THE BATHROOM AND THE BOGEYMAN

I woke up around five this morning after having had a dream. In this dream, I was in a bathroom about to take a shower. Not just any bathroom, it was the one that was in my grandparent’s house. I could not go back to sleep because I kept recalling vivid memories of this bathroom. Strange! Yea, I know!! My grandparents have been deceased for several years and I have not been inside this house in a very loooong time!

My brother and I enjoyed many extended visits with my grandparents during school vacations. And they went something like this:

During the daylight hours we played outside. That’s right! Played outside! This is something foreign to our children. There was no central air, so it was usually cooler outdoors especially if the wind was blowing any at all. There were only a couple of “boring” channels on the TV, no video games, and no cell phones - only a four party phone line. There was no super Wal-Mart or indoor malls. Period. And not even a grocery store close enough to “run” to. A day in town took just that: a day. They lived on a dirt road in a rural area surrounded by livestock, ponds, fields, and forests. Outside, there were so many places to explore and ways to be creative.

But nighttime was a completely different story. There were no street lights or close neighbors here in the middle of nowhere. So, the safest place for us to be was inside between the confines of the front door and the back door. Safely away from the NOISES we KNEW we HEARD coming out of the pitch darkness and safe from the CREATURES we THOUGHT we SAW lurking in the pitch darkness.

Or was it the safest place? This brings me back to the bathroom. Not literally, just in thought.

The house originally did not have a bathroom. It was an after-thought, an add-on. Actually it was added on to the back porch. This porch was the same length as the house. Opening the back doorway located off the kitchen here is what you saw: A few feet in front of you was the back yard that you could see through a flimsy, ill fitting screen door with a hook-type latch. (Now that I think back, it is quite comical to remember that my grandmother always made sure it was locked.) There was linoleum on the floors. It was the old kind that came in rolls not in squares, and it was floral and worn if I remember correctly. To the right was a “real” door leading into the bathroom and to the left was a make-shift door made out of a curtain leading into the pantry/storage room.

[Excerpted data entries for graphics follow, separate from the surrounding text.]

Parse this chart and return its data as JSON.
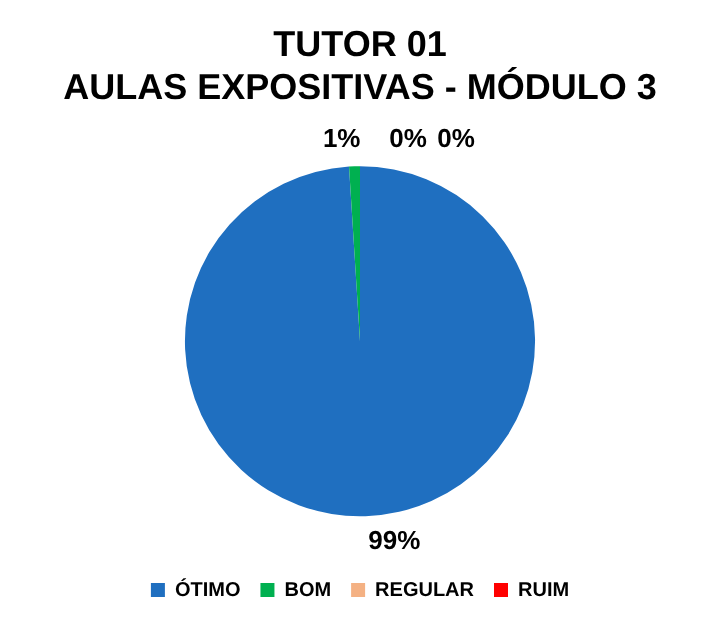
{
  "chart_data": {
    "type": "pie",
    "title": "TUTOR 01",
    "subtitle": "AULAS EXPOSITIVAS - MÓDULO 3",
    "categories": [
      "ÓTIMO",
      "BOM",
      "REGULAR",
      "RUIM"
    ],
    "values": [
      99,
      1,
      0,
      0
    ],
    "colors": [
      "#1f6fc0",
      "#00b050",
      "#f4b183",
      "#ff0000"
    ],
    "value_labels": [
      "99%",
      "1%",
      "0%",
      "0%"
    ],
    "legend": "bottom"
  }
}
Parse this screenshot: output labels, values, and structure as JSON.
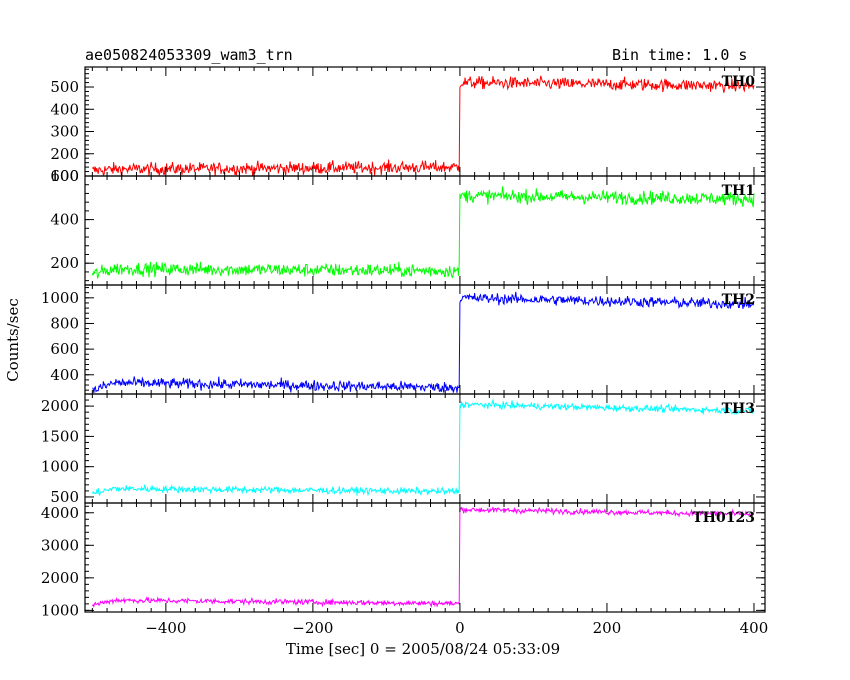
{
  "header": {
    "title": "ae050824053309_wam3_trn",
    "bin_time": "Bin time: 1.0 s"
  },
  "chart_data": {
    "type": "line",
    "title": "ae050824053309_wam3_trn",
    "subtitle": "Bin time: 1.0 s",
    "xlabel": "Time [sec] 0 = 2005/08/24 05:33:09",
    "ylabel": "Counts/sec",
    "xlim": [
      -510,
      415
    ],
    "x_ticks": [
      -400,
      -200,
      0,
      200,
      400
    ],
    "x_tick_labels": [
      "−400",
      "−200",
      "0",
      "200",
      "400"
    ],
    "grid": false,
    "legend": "none",
    "x_start": -500,
    "x_end": 400,
    "panels": [
      {
        "name": "TH0",
        "color": "#ff0000",
        "ylim": [
          100,
          590
        ],
        "y_ticks": [
          100,
          200,
          300,
          400,
          500
        ],
        "y_tick_labels": [
          "100",
          "200",
          "300",
          "400",
          "500"
        ],
        "pre_level_start": 130,
        "pre_level_end": 140,
        "post_level_start": 520,
        "post_level_end": 505,
        "noise": 20
      },
      {
        "name": "TH1",
        "color": "#00ff00",
        "ylim": [
          100,
          600
        ],
        "y_ticks": [
          200,
          400,
          600
        ],
        "y_tick_labels": [
          "200",
          "400",
          "600"
        ],
        "pre_level_start": 175,
        "pre_level_end": 165,
        "post_level_start": 510,
        "post_level_end": 495,
        "noise": 22
      },
      {
        "name": "TH2",
        "color": "#0000ff",
        "ylim": [
          250,
          1100
        ],
        "y_ticks": [
          400,
          600,
          800,
          1000
        ],
        "y_tick_labels": [
          "400",
          "600",
          "800",
          "1000"
        ],
        "pre_level_start": 340,
        "pre_level_end": 300,
        "post_level_start": 1000,
        "post_level_end": 950,
        "noise": 30
      },
      {
        "name": "TH3",
        "color": "#00ffff",
        "ylim": [
          400,
          2200
        ],
        "y_ticks": [
          500,
          1000,
          1500,
          2000
        ],
        "y_tick_labels": [
          "500",
          "1000",
          "1500",
          "2000"
        ],
        "pre_level_start": 640,
        "pre_level_end": 590,
        "post_level_start": 2030,
        "post_level_end": 1920,
        "noise": 40
      },
      {
        "name": "TH0123",
        "color": "#ff00ff",
        "ylim": [
          950,
          4300
        ],
        "y_ticks": [
          1000,
          2000,
          3000,
          4000
        ],
        "y_tick_labels": [
          "1000",
          "2000",
          "3000",
          "4000"
        ],
        "pre_level_start": 1320,
        "pre_level_end": 1210,
        "post_level_start": 4100,
        "post_level_end": 3950,
        "noise": 60
      }
    ]
  }
}
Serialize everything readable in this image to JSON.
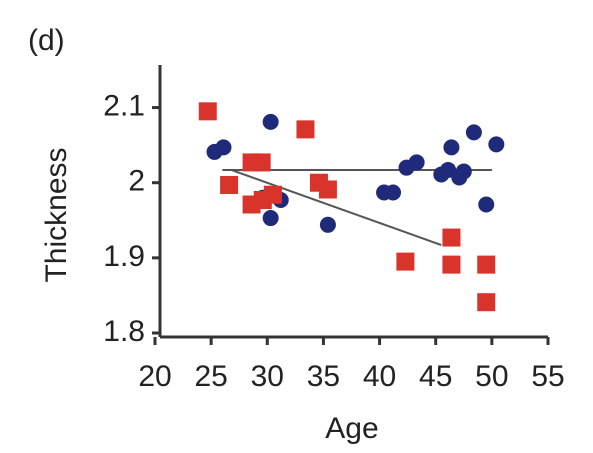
{
  "chart_data": {
    "type": "scatter",
    "panel_label": "(d)",
    "xlabel": "Age",
    "ylabel": "Thickness",
    "xlim": [
      20,
      55
    ],
    "xticks": [
      20,
      25,
      30,
      35,
      40,
      45,
      50,
      55
    ],
    "ylim": [
      1.8,
      2.15
    ],
    "yticks": [
      1.8,
      1.9,
      2,
      2.1
    ],
    "series": [
      {
        "color": "#1f2a7a",
        "marker": "circle",
        "x": [
          25.3,
          26.1,
          30.3,
          31.2,
          30.3,
          29.6,
          35.4,
          40.4,
          41.2,
          42.4,
          43.3,
          45.5,
          46.1,
          46.4,
          47.1,
          47.5,
          48.4,
          49.5,
          50.4
        ],
        "values": [
          2.041,
          2.047,
          2.081,
          1.977,
          1.953,
          1.98,
          1.944,
          1.987,
          1.987,
          2.02,
          2.027,
          2.011,
          2.017,
          2.047,
          2.007,
          2.015,
          2.067,
          1.971,
          2.051
        ]
      },
      {
        "color": "#d9342b",
        "marker": "square",
        "x": [
          24.7,
          26.6,
          28.6,
          29.5,
          28.6,
          29.6,
          30.5,
          33.4,
          34.6,
          35.4,
          42.3,
          46.4,
          46.4,
          49.5,
          49.5
        ],
        "values": [
          2.095,
          1.997,
          2.027,
          2.027,
          1.971,
          1.977,
          1.984,
          2.071,
          2.0,
          1.991,
          1.895,
          1.927,
          1.891,
          1.891,
          1.841
        ]
      }
    ],
    "fit_lines": [
      {
        "color": "#555555",
        "x": [
          26,
          50
        ],
        "values": [
          2.017,
          2.017
        ]
      },
      {
        "color": "#555555",
        "x": [
          26.8,
          45.5
        ],
        "values": [
          2.017,
          1.917
        ]
      }
    ]
  }
}
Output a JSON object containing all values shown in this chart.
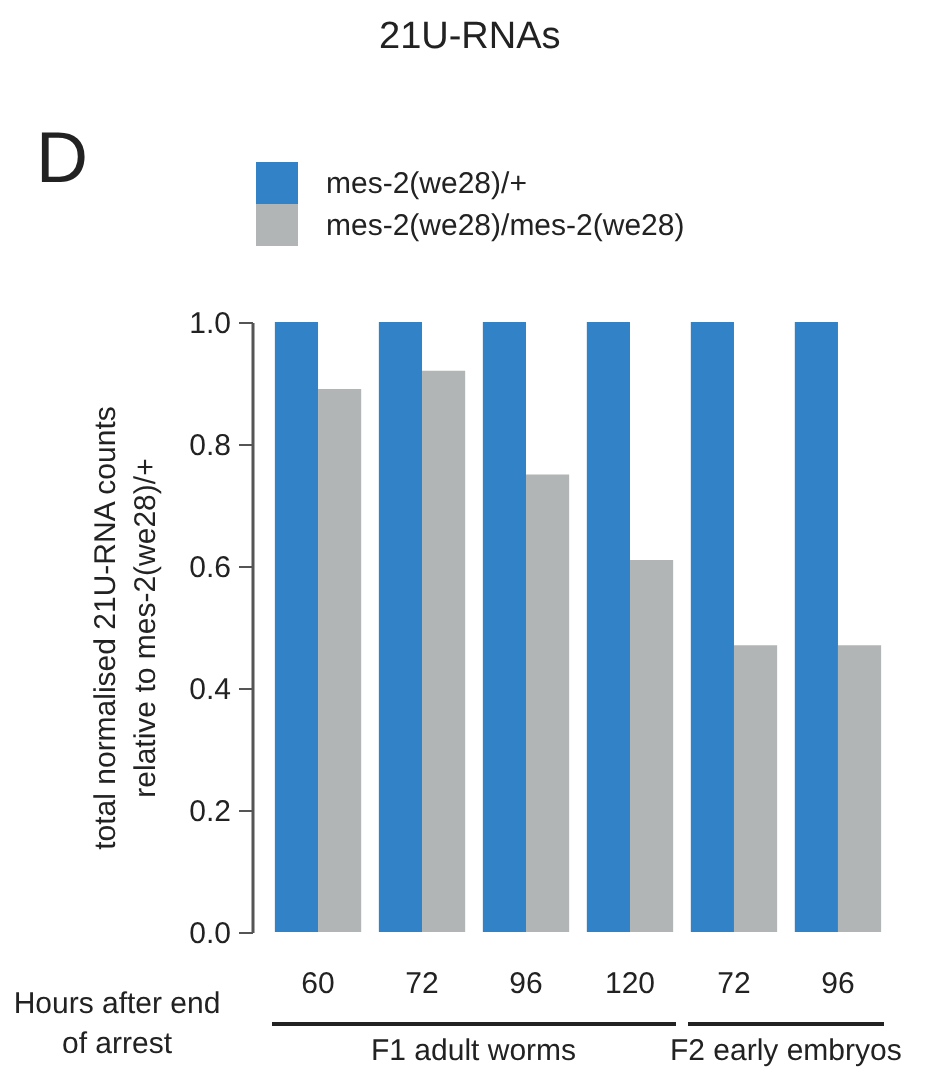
{
  "chart_data": {
    "type": "bar",
    "title": "21U-RNAs",
    "xlabel": "Hours after end of arrest",
    "ylabel": "total normalised 21U-RNA counts relative to mes-2(we28)/+",
    "annotations": [
      "D",
      "F1 adult worms",
      "F2 early embryos"
    ],
    "categories": [
      "60",
      "72",
      "96",
      "120",
      "72",
      "96"
    ],
    "series": [
      {
        "name": "mes-2(we28)/+",
        "color": "#3182c6",
        "values": [
          1.0,
          1.0,
          1.0,
          1.0,
          1.0,
          1.0
        ]
      },
      {
        "name": "mes-2(we28)/mes-2(we28)",
        "color": "#b2b5b6",
        "values": [
          0.89,
          0.92,
          0.75,
          0.61,
          0.47,
          0.47
        ]
      }
    ],
    "ylim": [
      0,
      1
    ],
    "yticks": [
      {
        "value": 0,
        "label": "0.0"
      },
      {
        "value": 0.2,
        "label": "0.2"
      },
      {
        "value": 0.4,
        "label": "0.4"
      },
      {
        "value": 0.6,
        "label": "0.6"
      },
      {
        "value": 0.8,
        "label": "0.8"
      },
      {
        "value": 1,
        "label": "1.0"
      }
    ],
    "grid": false,
    "legend": "top left"
  }
}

A trip to the bathroom at night was NOT just a trip to the bathroom. It was our very own virtual video game of survival: Get in - Get out - Before being captured and drug off by the bogeyman.

LEVEL 1: To make it past this level you had to make it into the bathroom before being captured by the you know who from behind the curtain door or from behind the “locked” screen door.

Keep in mind there were no light switches to flip! Exposed light bulbs hung from sockets on the ceiling with long strings hanging from them. So you had to actually walk inside the dark room, feel for the string and pull it down before a light would come on.

Also, during the winter, you HAD to close the door leading back into the kitchen because if the temperature was 25 degrees outside, it was also 25 degrees on the back porch slash bathroom slash storage room. So once the door was closed and you were on the porch, you were on your own!

LEVEL 2: Surviving the bathroom. Once inside the bathroom, you were still not safe! It was crude. Nothing fancy. Only the basics. A bathtub, sink, mirror, toilet, and a space heater. No vents! Enough said! And then there were the creepy crawly things that you had to watch out for if they dared brave this non-ventilated room through a hole in the floor.

LEVEL 3: The third and final level. Leaving the bathroom and once again, getting past the screen door (the “locked” screen door) and the “curtain” door ( I always checked to see if it was moving.) and back into the safety of the kitchen.

Thankfully I survived! And lived to tell about it! Aren’t you glad?

Actually, the bathroom trips are not the only memories I have of my childhood days at my grandparents house. And this makes me glad!!